Over recent years, there have been several changes to the way in which Inheritance Tax (IHT) is chargeable.  In 2004 Pre Owned Asset Tax was introduced to charge to Income Tax the rental value of gifted property in which the Donor continues to enjoy an interest.  In 2006, the taxation of trusts, including trusts established to give a surviving co-habitee the right to live in property and legacies held in trust for minor grandchildren, was altered.  The implication of these changes on previous gifts and existing Wills should now be reviewed.

In October 2007 it was announced that the Inheritance Tax free allowance (currently £312,000) can be carried forward and added to the allowances available on the death of the surviving spouse or civil partner.  Co-habitees, whose total assets exceed the value of £312,000 should consider entering into a Marriage or Civil Partnership to claim entitlement to this new relief.  Such action will revoke existing Wills which should be reviewed.

Opportunities have also arisen under the new legislation for a couple who are married or in a civil partnership, one or both of whom is a widow or widower to use any portion of the tax free allowance that was not used by the deceased partner.  This additional allowance will be lost if a party to the current marriage or civil partnership leaves his or her estate to the surviving partner.  Skillfully drawn Wills can ensure that allowances to the total value of £936,000 or even £1,248,000 can be utilized.

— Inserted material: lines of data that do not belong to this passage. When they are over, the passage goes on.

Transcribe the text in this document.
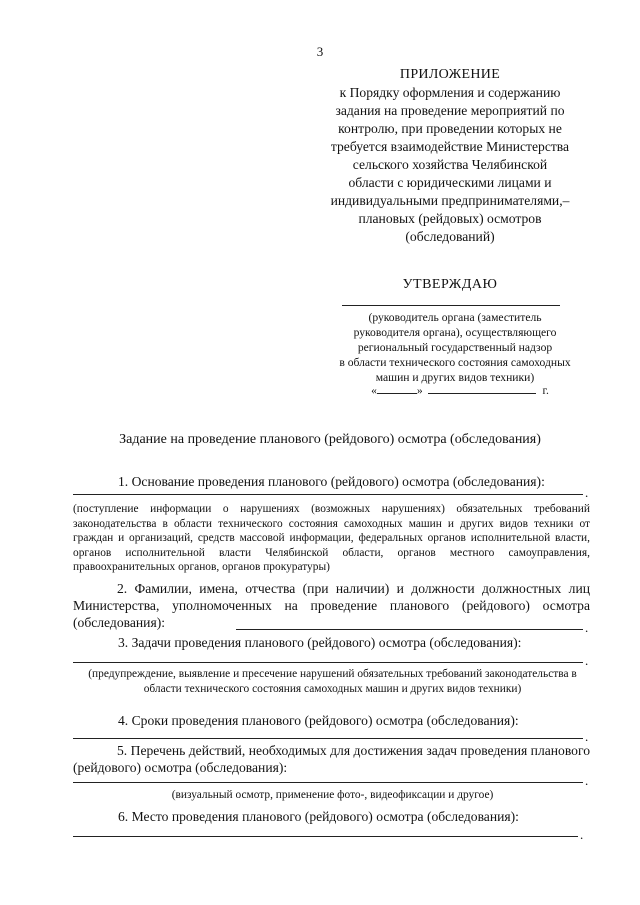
3
ПРИЛОЖЕНИЕ
к Порядку оформления и содержанию
задания на проведение мероприятий по
контролю, при проведении которых не
требуется взаимодействие Министерства
сельского хозяйства Челябинской
области с юридическими лицами и
индивидуальными предпринимателями,–
плановых (рейдовых) осмотров
(обследований)
УТВЕРЖДАЮ
(руководитель органа (заместитель
руководителя органа), осуществляющего
региональный государственный надзор
в области технического состояния самоходных
машин и других видов техники)
«	»	г.
Задание на проведение планового (рейдового) осмотра (обследования)
1. Основание проведения планового (рейдового) осмотра (обследования):
.
(поступление информации о нарушениях (возможных нарушениях) обязательных требований законодательства в области технического состояния самоходных машин и других видов техники от граждан и организаций, средств массовой информации, федеральных органов исполнительной власти, органов исполнительной власти Челябинской области, органов местного самоуправления, правоохранительных органов, органов прокуратуры)
2. Фамилии, имена, отчества (при наличии) и должности должностных лиц Министерства, уполномоченных на проведение планового (рейдового) осмотра (обследования):	.
3. Задачи проведения планового (рейдового) осмотра (обследования):
.
(предупреждение, выявление и пресечение нарушений обязательных требований законодательства в области технического состояния самоходных машин и других видов техники)
4. Сроки проведения планового (рейдового) осмотра (обследования):
.
5. Перечень действий, необходимых для достижения задач проведения планового (рейдового) осмотра (обследования):
.
(визуальный осмотр, применение фото-, видеофиксации и другое)
6. Место проведения планового (рейдового) осмотра (обследования):
.
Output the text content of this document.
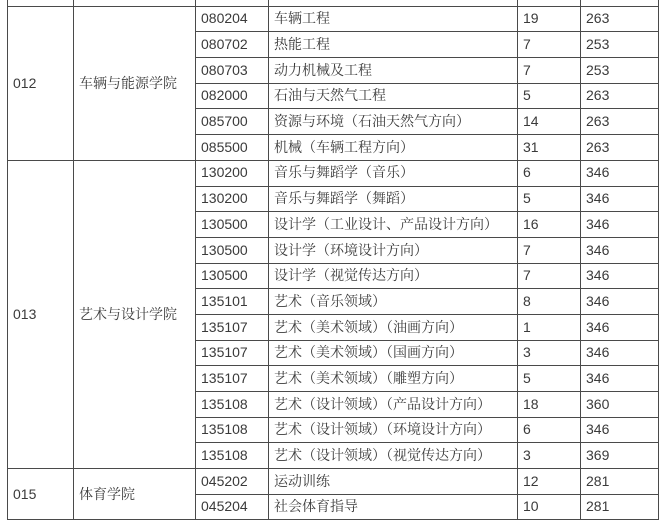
012	车辆与能源学院	080204	车辆工程	19	263
		080702	热能工程	7	253
		080703	动力机械及工程	7	253
		082000	石油与天然气工程	5	263
		085700	资源与环境（石油天然气方向）	14	263
		085500	机械（车辆工程方向）	31	263
013	艺术与设计学院	130200	音乐与舞蹈学（音乐）	6	346
		130200	音乐与舞蹈学（舞蹈）	5	346
		130500	设计学（工业设计、产品设计方向）	16	346
		130500	设计学（环境设计方向）	7	346
		130500	设计学（视觉传达方向）	7	346
		135101	艺术（音乐领域）	8	346
		135107	艺术（美术领域）（油画方向）	1	346
		135107	艺术（美术领域）（国画方向）	3	346
		135107	艺术（美术领域）（雕塑方向）	5	346
		135108	艺术（设计领域）（产品设计方向）	18	360
		135108	艺术（设计领域）（环境设计方向）	6	346
		135108	艺术（设计领域）（视觉传达方向）	3	369
015	体育学院	045202	运动训练	12	281
		045204	社会体育指导	10	281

Use can still be made of annual allowances, the rates of which have not changed for many years.  Every individual can gift £3,000 in each tax year and any unused allowance from the previous year can be additionally used.  An individual can also make any number of small gifts which do not exceed £250 per recipient in each tax year and allowances can be used in relation to gifts made on the occasion of a marriage. 

One exemption that is often overlooked is that which covers regular gifts out of income if the Donor is left with sufficient income to cover his normal living expenditure without recourse to capital.